The engaging Q&A, led my poeta and MC for the evening, Marie-Elizabeth Mali, brought up issues of polarity amongst Latino poetry, defining the rigor of political poetry, the relationship between the Mother and Step-Mother Tongues and creating a body of community.  I could go over the responses to the questions but you'd find much better answers in Espada's broad body of work and Villar's community activism, two streams in the river of poetry that are bound to cross paths again."


Marie-Elizabeth said...

Thank you for this terrific recap of the night. I love how you include links for more info.
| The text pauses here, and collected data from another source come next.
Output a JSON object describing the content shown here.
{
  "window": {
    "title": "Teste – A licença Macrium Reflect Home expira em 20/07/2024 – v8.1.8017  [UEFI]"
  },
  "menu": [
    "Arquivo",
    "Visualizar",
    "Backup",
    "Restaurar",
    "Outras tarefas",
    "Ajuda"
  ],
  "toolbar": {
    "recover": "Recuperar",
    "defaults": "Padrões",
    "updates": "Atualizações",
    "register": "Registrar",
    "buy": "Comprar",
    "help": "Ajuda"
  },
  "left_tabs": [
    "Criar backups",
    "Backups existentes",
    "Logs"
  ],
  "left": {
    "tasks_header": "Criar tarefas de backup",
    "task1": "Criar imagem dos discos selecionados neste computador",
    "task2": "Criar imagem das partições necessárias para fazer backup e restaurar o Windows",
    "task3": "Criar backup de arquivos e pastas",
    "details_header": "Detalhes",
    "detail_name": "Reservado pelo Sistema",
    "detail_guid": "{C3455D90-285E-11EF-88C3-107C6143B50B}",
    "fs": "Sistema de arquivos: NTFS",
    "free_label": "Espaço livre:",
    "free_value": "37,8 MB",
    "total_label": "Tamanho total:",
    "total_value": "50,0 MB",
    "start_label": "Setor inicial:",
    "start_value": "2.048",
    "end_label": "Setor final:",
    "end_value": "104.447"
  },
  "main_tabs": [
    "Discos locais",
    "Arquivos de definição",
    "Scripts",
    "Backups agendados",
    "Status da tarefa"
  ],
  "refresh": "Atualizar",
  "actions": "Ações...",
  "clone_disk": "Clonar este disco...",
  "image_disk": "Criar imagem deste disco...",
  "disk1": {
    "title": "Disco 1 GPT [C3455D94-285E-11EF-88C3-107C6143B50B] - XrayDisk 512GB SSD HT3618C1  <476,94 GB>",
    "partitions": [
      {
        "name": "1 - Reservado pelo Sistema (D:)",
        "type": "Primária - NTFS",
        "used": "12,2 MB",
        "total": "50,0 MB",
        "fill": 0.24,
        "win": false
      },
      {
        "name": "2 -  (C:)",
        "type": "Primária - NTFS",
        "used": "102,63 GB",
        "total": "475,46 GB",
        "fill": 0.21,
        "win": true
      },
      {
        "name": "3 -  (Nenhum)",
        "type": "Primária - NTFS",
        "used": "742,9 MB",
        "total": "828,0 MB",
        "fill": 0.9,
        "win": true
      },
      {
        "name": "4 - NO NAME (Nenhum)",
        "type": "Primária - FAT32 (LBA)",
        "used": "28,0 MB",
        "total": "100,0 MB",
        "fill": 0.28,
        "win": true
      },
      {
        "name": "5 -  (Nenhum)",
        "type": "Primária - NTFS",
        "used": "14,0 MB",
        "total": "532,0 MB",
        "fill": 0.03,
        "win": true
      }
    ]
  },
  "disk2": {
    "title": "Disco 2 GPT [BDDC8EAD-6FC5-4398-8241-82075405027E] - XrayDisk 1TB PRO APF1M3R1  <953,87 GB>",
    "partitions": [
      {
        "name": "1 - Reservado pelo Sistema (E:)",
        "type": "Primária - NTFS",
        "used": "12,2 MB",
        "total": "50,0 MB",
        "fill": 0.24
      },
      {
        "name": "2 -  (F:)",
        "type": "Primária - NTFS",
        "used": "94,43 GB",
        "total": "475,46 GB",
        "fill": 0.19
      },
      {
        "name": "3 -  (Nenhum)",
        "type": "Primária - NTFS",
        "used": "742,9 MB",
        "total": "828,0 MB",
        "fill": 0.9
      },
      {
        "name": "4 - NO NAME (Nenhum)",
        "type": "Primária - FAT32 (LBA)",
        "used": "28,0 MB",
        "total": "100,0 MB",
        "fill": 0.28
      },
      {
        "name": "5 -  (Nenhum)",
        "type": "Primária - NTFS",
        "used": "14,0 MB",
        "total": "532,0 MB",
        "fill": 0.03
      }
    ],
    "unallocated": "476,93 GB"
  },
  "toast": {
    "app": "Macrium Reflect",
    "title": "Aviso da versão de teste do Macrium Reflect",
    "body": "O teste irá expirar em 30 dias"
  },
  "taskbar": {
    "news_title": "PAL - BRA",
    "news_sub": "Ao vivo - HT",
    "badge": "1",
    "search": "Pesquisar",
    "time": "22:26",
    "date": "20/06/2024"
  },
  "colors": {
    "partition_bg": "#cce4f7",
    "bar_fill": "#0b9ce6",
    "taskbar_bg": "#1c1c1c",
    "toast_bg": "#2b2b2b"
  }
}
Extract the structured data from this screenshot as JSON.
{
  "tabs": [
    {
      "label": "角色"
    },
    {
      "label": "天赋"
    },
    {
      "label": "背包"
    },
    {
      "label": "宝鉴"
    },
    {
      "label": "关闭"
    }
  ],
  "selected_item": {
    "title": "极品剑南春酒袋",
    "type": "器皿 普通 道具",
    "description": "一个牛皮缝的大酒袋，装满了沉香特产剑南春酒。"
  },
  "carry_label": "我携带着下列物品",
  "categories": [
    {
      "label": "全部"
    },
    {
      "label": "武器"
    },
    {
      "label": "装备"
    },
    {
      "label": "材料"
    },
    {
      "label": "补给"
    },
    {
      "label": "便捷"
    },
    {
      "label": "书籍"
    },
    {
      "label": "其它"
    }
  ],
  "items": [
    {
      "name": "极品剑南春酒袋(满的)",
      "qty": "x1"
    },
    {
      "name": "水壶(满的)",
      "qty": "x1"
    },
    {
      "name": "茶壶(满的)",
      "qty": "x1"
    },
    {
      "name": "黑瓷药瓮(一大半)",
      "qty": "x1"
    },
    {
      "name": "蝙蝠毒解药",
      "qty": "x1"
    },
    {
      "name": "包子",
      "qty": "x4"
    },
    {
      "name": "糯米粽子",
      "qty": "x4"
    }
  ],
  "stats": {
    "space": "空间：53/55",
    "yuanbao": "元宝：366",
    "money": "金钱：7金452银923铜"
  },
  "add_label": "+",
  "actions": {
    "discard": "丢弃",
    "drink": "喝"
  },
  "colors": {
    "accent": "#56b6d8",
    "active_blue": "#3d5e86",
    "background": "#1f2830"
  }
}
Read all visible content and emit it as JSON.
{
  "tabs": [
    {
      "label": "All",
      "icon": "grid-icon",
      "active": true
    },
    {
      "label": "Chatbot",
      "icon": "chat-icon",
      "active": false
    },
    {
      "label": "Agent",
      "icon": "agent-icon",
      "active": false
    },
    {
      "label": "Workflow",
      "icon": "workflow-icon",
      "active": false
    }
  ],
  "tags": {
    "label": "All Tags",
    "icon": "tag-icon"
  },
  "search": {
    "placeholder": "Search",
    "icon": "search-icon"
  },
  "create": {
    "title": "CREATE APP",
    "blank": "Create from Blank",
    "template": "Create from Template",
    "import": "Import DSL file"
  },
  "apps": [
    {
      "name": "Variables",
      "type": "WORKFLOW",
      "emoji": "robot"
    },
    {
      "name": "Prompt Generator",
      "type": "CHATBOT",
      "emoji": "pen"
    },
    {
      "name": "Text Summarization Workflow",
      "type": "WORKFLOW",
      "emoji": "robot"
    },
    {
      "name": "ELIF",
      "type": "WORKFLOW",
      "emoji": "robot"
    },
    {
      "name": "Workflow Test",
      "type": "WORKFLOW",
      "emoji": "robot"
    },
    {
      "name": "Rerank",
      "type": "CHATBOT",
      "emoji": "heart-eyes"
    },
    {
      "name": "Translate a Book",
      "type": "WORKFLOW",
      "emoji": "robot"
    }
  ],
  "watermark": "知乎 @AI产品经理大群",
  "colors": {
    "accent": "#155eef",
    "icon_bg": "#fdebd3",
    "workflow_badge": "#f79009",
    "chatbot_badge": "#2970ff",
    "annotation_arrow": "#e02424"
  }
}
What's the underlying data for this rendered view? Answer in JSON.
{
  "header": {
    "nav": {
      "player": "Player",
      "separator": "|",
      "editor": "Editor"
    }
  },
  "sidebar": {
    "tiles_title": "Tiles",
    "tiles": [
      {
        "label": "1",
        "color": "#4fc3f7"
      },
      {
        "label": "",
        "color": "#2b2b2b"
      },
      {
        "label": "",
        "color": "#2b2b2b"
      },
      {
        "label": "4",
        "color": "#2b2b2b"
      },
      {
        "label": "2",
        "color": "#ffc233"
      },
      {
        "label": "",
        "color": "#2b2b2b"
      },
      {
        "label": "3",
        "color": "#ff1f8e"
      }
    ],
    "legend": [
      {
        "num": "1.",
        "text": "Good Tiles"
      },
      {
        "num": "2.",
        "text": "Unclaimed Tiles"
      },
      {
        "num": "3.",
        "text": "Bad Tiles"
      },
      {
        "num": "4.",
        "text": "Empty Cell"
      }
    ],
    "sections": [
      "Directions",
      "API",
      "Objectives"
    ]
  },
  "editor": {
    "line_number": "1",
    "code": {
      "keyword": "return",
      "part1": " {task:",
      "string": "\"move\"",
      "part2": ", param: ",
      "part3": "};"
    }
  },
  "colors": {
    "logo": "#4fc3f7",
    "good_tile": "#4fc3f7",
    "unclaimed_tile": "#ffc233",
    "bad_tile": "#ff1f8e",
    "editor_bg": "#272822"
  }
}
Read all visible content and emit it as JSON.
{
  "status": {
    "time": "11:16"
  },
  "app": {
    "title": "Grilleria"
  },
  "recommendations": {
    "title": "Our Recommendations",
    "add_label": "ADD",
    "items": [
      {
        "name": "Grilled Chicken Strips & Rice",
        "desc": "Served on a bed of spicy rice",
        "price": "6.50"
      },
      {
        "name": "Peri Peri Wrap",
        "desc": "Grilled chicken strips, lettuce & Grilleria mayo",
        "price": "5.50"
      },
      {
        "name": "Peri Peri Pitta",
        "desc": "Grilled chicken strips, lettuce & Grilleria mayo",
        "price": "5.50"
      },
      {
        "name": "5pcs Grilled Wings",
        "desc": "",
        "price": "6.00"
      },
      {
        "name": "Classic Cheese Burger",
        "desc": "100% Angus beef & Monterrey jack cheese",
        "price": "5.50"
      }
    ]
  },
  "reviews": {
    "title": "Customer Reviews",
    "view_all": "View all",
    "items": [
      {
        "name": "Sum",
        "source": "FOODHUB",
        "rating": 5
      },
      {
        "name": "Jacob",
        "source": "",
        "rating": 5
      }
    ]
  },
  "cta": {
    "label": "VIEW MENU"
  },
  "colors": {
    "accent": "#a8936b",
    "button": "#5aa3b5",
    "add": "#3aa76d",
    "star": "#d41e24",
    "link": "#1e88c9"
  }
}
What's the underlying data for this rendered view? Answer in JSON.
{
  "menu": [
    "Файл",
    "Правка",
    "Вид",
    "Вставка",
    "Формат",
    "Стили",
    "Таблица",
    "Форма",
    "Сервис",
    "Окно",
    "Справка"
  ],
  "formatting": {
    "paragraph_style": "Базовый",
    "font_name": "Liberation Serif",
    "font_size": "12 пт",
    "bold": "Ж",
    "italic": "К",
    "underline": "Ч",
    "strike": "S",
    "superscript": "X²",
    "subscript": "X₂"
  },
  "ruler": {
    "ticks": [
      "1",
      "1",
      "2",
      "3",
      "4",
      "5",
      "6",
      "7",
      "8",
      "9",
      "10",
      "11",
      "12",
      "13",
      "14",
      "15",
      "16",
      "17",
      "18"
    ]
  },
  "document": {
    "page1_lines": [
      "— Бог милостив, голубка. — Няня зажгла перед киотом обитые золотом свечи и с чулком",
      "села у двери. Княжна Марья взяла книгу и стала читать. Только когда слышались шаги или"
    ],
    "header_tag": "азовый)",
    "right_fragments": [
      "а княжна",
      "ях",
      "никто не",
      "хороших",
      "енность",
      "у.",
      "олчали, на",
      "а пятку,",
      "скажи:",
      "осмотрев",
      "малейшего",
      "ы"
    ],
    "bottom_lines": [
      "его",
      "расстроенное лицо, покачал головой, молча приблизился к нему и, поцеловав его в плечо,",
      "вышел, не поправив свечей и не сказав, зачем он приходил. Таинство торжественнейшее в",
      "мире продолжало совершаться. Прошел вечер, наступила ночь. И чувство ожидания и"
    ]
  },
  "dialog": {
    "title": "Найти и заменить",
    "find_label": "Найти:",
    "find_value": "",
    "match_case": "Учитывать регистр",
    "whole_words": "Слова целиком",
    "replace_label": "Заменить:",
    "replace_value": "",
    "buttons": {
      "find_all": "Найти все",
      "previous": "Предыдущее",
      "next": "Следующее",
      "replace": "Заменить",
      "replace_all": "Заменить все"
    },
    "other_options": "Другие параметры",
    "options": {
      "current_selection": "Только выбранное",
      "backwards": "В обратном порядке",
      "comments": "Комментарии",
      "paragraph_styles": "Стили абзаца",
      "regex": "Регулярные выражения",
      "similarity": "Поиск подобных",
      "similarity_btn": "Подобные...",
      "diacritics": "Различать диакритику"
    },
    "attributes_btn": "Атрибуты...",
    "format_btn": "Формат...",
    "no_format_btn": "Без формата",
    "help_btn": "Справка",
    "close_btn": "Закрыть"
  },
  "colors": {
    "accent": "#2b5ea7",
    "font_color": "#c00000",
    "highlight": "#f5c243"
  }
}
That Agüeros two-dogs story is so great, I'm glad you captured and posted it here!

Bob said...

O, a beautiful rendering, and thanks for the huzzahs. FYI, Bowery Arts & Science has now taken over ALL the programming at the Club, & all the employees who work to set up the shows and make them happen are now BAS employees. This will make the place stronger, with a deeper infrastructure, and it also means we need more defined support from our stakeholders -- who include you! email me for more info, y gracias.

Francisco Aragón said...

Thanks for this great post, Oscar. I hope someone contributes a post here on the event that took place tonight.

Oscar Bermeo said...

Marie-Elizabeth: Thank you for the beautiful pic and for MCing the event. A dynamic paring and inspired pairing. I'm always amazed at the caliber of poets who grace Page Meets Stage.

Bob: Great to hear from ya, maestro. I'll definitely be contactin' ya to see how I can keep supportin' Bowery Arts & Science.

Francisco: Thanks for the props. Oh yeah, I'll be lookin out for a report from the Bronx on the Acentos reading.